Emily was Captain Weddall’s second wife. The retired mariner had been widowed over a decade, when he married Emily. From the scant accounts of his life that had been documented, it appeared that he was a reticent man who liked routine, somewhat opposite in character to his more gregarious wife. What the couple had in common was their lack of practically around money, which they frittered away without much thought. Both were quite generous and were happy to help out local causes.
One such example was for the St. Patrick’s Day concert of 1907 and 1908 Edward Weddall treated the cast and crew of the show as well as those who traveled long distances to refreshments afterwards. His wife for her part worked tirelessly behind the scenes to put the show on. Edward Weddall, a stoic man was probably proud of his enthusiastic and energetic wife.
Emily’s involvement with the St. Patrick’s Day concert and her work with the local Gaelic League, would helped integrate the Weddall’s somewhat into the local community. It is impossible to tell nowadays how well the couple were received into the community. They would have stood out among the local people. He an older man and she much younger, both dressed in fashionable rather than functional clothes and speaking with accents much different from the local. They were not completely out of place, Englishmen and daughters of clergymen like Emily had made the island their home before.
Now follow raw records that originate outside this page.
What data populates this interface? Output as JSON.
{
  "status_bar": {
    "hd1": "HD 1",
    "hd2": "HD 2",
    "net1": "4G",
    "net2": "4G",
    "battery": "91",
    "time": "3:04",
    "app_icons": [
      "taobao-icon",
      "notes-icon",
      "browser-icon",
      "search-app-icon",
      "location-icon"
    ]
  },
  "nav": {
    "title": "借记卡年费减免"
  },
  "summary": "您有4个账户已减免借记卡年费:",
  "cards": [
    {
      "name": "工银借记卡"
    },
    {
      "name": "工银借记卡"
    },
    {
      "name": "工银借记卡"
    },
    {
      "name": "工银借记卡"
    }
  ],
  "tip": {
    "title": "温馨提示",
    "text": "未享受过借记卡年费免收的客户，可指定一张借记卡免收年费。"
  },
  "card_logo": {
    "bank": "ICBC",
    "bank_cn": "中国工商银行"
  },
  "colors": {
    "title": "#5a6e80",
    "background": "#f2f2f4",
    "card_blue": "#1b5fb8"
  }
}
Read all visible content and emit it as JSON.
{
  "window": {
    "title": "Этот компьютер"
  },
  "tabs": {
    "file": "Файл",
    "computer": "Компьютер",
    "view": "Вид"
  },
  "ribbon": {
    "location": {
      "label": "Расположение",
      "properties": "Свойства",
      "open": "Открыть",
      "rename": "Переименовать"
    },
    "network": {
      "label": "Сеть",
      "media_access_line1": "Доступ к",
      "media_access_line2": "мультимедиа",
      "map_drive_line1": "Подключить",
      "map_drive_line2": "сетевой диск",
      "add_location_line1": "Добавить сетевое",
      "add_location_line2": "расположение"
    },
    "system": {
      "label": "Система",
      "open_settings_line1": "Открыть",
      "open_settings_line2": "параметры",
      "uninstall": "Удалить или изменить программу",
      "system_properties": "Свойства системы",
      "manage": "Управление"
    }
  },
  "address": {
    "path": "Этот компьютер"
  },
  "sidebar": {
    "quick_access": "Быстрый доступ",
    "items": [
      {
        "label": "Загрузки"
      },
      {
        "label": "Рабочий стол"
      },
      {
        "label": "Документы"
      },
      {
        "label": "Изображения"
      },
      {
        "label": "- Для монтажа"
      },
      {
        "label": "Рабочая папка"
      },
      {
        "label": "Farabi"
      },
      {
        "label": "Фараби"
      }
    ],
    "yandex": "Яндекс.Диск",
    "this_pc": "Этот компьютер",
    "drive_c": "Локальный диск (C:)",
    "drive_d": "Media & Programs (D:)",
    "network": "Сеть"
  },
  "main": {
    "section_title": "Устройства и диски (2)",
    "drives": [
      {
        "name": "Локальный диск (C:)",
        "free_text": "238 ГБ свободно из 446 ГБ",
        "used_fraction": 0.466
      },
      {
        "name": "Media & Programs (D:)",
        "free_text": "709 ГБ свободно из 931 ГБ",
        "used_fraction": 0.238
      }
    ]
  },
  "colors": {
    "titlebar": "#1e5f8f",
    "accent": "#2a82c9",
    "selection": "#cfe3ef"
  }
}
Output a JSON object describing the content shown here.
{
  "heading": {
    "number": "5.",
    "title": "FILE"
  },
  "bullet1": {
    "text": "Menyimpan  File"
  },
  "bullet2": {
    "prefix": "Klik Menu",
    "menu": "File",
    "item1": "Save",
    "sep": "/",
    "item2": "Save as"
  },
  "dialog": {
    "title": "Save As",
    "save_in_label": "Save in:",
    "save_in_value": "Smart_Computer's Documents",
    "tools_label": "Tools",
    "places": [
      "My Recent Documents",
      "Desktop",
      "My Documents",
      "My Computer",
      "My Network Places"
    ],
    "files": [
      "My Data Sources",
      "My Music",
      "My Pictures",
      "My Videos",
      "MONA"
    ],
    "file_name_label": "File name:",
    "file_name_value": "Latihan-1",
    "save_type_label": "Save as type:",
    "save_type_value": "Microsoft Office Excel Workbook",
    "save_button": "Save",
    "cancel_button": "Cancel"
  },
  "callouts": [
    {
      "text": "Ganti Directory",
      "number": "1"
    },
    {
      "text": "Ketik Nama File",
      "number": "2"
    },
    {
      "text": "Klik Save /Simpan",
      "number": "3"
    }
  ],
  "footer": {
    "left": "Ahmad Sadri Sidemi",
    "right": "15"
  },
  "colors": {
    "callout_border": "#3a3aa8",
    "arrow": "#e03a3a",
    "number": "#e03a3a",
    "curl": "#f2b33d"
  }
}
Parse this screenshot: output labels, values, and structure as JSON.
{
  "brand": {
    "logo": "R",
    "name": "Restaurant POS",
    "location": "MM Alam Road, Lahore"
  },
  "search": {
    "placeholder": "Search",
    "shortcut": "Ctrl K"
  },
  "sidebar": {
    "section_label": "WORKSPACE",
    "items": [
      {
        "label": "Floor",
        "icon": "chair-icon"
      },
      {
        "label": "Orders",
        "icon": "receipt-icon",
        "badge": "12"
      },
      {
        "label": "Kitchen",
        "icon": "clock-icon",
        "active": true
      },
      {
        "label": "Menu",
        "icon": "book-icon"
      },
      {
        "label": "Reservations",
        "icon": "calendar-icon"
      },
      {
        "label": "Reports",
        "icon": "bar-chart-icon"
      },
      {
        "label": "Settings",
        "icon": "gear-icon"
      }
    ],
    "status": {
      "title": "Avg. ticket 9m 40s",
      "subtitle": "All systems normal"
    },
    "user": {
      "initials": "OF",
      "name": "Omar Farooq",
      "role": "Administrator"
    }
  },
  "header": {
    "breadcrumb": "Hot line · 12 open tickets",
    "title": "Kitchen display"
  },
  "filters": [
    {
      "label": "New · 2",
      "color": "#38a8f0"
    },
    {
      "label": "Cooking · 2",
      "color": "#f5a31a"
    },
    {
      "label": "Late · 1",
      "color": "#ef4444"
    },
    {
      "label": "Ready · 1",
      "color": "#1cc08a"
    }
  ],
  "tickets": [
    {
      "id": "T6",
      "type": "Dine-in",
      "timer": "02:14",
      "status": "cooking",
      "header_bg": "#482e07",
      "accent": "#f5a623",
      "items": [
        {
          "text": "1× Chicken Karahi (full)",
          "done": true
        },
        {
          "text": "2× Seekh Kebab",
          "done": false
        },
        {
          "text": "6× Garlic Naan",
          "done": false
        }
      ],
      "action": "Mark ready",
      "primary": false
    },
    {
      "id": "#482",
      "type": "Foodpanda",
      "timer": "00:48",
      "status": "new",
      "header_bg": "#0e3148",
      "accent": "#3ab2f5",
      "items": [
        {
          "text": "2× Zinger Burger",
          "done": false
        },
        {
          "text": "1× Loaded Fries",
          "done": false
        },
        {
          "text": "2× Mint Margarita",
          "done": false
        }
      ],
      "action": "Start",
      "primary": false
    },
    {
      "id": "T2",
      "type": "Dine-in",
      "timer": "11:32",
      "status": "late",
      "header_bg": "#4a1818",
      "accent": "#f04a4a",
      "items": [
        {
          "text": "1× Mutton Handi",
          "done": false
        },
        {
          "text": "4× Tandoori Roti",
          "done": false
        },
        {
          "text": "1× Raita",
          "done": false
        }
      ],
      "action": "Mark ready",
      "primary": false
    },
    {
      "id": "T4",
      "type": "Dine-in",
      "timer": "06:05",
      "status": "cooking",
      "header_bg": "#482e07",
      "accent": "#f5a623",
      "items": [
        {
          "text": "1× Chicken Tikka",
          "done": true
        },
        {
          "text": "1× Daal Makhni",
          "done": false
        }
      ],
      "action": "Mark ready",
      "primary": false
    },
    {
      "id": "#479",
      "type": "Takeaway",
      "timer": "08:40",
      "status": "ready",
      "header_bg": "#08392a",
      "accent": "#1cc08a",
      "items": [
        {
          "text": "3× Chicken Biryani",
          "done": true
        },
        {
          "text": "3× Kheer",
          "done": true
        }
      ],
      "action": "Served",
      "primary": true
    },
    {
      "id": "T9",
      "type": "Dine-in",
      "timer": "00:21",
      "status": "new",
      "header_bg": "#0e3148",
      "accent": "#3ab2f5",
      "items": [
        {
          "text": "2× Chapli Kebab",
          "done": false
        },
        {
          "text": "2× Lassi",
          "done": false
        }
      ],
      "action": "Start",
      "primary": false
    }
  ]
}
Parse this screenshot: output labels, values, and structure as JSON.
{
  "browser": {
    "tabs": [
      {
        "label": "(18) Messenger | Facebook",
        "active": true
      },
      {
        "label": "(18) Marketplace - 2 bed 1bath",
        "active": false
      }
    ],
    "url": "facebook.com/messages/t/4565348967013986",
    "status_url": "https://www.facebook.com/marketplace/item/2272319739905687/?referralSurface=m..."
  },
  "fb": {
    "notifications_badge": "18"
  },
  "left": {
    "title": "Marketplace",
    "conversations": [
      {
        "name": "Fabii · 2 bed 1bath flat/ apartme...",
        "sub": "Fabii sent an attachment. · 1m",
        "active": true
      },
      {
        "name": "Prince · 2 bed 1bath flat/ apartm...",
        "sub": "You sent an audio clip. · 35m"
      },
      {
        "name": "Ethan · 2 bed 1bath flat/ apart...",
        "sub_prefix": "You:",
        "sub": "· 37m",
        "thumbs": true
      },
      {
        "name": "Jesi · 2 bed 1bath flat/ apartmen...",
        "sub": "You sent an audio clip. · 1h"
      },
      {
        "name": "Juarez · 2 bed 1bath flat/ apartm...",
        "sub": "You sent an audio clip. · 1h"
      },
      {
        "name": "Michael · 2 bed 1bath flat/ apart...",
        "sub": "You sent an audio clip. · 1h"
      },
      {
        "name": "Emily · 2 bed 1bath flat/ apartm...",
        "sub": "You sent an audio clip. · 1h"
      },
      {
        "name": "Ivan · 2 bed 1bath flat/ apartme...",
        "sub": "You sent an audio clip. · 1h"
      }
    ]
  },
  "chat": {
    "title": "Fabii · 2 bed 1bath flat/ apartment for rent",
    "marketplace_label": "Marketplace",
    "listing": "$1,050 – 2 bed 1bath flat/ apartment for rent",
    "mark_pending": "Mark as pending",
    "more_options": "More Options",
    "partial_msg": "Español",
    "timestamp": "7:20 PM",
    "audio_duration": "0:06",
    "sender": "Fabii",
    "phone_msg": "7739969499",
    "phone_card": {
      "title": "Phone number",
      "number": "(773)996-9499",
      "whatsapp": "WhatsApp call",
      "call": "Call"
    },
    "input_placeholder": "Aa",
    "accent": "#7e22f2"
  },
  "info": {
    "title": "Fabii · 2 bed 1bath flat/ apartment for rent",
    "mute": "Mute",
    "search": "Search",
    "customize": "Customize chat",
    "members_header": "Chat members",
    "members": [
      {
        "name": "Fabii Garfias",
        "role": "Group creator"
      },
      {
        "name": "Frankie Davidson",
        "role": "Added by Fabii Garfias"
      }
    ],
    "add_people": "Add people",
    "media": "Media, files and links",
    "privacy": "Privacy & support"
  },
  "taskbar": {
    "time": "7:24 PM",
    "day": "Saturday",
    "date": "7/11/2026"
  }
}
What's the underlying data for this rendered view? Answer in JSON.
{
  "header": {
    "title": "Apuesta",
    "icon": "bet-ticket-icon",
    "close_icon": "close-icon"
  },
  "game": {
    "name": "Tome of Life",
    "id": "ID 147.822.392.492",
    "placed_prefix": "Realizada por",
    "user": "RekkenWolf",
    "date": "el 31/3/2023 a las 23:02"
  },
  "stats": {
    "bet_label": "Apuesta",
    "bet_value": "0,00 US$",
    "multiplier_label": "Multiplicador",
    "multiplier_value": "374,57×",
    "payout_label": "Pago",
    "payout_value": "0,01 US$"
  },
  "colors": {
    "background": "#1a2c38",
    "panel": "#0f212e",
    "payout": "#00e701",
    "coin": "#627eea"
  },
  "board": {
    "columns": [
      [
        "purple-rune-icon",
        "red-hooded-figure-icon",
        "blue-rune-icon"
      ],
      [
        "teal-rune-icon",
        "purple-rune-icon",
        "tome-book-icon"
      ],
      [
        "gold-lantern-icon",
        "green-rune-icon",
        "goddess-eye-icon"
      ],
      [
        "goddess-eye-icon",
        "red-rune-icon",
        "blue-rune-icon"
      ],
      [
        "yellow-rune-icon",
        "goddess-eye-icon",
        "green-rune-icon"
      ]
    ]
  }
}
The couple’s generosity may have won people over too. Emily was always on hand to help where needed and gave freely to any cause that touched her heart. The writer Sean O’Longain, who was an Irish traveling teacher in the early 1900’s remembers the Weddall’s;
“They [The Weddalls] lived in a beautiful bungalow and were very comfortable and happy in the little village called Pollach, overlooking an inlet of Clew Bay. This Russian [he was in fact English] captain was a man of large statute, great avoirdupois, corpulent, of a retiring disposition and not very communicative.
Mrs Weddall, his wife was quite the opposite; she was in the first place an ardent Gaelic League, charitable to the poor of the Island, always on the move seeking out those who may be in need of help.”